Brillaba como un insecto en el sendero:
esmeralda iridiscente, escarabajo navideño fuera de temporada.
Puntos metálicos en la pintura como residuos del lecho de un río,
rechinantes asientos de piel de cierva. Verde botella, lo llamaba mi padre,
o también bosque.  Un tormento que trajo sin antes probarlo,
vintage 1980 XJ. Una insurrección contra su tembladera.
El único postor, ganó la subasta sin esfuerzo
al siguiente día que el doctor le dijo que pintara una raya
a sus años de manejo. Mi madre no habló
durante semanas.

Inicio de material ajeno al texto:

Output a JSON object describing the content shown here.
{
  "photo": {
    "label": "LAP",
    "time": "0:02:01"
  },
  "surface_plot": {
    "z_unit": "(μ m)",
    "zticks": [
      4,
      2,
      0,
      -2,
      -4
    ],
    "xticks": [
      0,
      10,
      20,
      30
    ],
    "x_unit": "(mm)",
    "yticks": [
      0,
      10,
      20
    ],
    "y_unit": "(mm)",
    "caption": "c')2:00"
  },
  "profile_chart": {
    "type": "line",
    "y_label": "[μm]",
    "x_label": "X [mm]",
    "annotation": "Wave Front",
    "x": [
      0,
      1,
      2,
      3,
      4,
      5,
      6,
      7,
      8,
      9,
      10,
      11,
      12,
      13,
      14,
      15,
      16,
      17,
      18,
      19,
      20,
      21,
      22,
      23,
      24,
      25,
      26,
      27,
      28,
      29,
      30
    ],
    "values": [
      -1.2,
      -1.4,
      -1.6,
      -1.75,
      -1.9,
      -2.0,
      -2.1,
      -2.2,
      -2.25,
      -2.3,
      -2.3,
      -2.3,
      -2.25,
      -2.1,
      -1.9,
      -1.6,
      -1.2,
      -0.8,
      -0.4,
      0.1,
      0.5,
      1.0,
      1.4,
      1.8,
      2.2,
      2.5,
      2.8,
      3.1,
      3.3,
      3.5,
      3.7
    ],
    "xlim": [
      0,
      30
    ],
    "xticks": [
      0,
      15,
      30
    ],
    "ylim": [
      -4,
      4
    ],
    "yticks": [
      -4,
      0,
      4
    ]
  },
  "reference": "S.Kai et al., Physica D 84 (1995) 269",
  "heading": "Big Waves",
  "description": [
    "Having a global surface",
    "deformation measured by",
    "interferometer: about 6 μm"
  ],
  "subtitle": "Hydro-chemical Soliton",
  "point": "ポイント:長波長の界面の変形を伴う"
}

Resplandecía en el sendero terracota,
un gato salvaje saltando eternamente en el cofre,
depredador, el cromo deteriorándose bajo el sol,
ornamento de la locura de mi padre,
impecable y milagrosa, hasta que empezó a juguetear,
pintó los asientos de piel con acrílico
así que se descascararon y agrietaron, levantó la palanca de cambios,
hizo un hoyo en el tablero con una navaja Stanley,
bajó el asiento del conductor tan bajo
que tú no podías ver por encima del tablero. Durante meses
lo manejó aunque mi madre le suplicara,
lo manejó como si estuviera castigándola,
peligrosamente rápido en los callejones,
luego aceleraba en la autopista, a toda
velocidad, aunque se estaba quedando ciego de un ojo,
aunque mi madre y yo rehusáramos subirnos,
y por primera vez en años mi padre
estaba feliz —estaba feliz de estar manejando,
él estaba feliz de que mi madre y yo
estuviéramos sufriendo. Finalmente sus arreglos
lo destruyeron, el carro que siempre quiso y espero
por tanto tiempo para comprar, ahí estaba como un cadáver
en la cochera, como una lápida, como un ataúd
pero no es símbolo ni metáfora. No puedo ganar nada de esto.

 

 

 

The Jaguar

 

It shone like an insect in the driveway:
iridescent emerald, out-of-season Christmas beetle.
Metallic flecks in the paint like riverbed tailings,
squeaking doeskin seats. Bottle green, my father called it.
or else forest. A folly he brought without test-driving,
vintage 1980 XJ, a rebellion against his tremor.
The sole bidder, he won the auction without trying
the day after the doctor told him to draw a line
under his driving years. My mother didn’t speak
for weeks. It gleamed on the terracotta drive,
wildcat forever lunging on the hood,
predatory, the chrome snagging in the sun,
ornament of my father’s madness,
miraculous and sleek, until he started to tinker,
painted the leather seats with acrylic
so they peeled and cracked, jacked the gearstick,
hacked a hole into the dash with a Stanley knife,
jury-rigged the driver’s seat so it sat so low
you couldn’t see over the dash. For months
he drove it even though my mother begged,
he drove it as though he was punishing her,
dangerously fast on the back roads, then
opened up the engine on the highway, full
throttle, even though he was going blind in one eye,
even though my mother and I refused to get in,
and for the first time in years my father
was happy––he was happy to be driving,
he was happy my mother and I
were miserable. Finally his modifications
killed it, the car he always wanted and waited
so long to buy, and it sat like a carcass
in the garage, like a headstone, like a coffin––
but it’s no symbol or metaphor. I can’t make anything of it.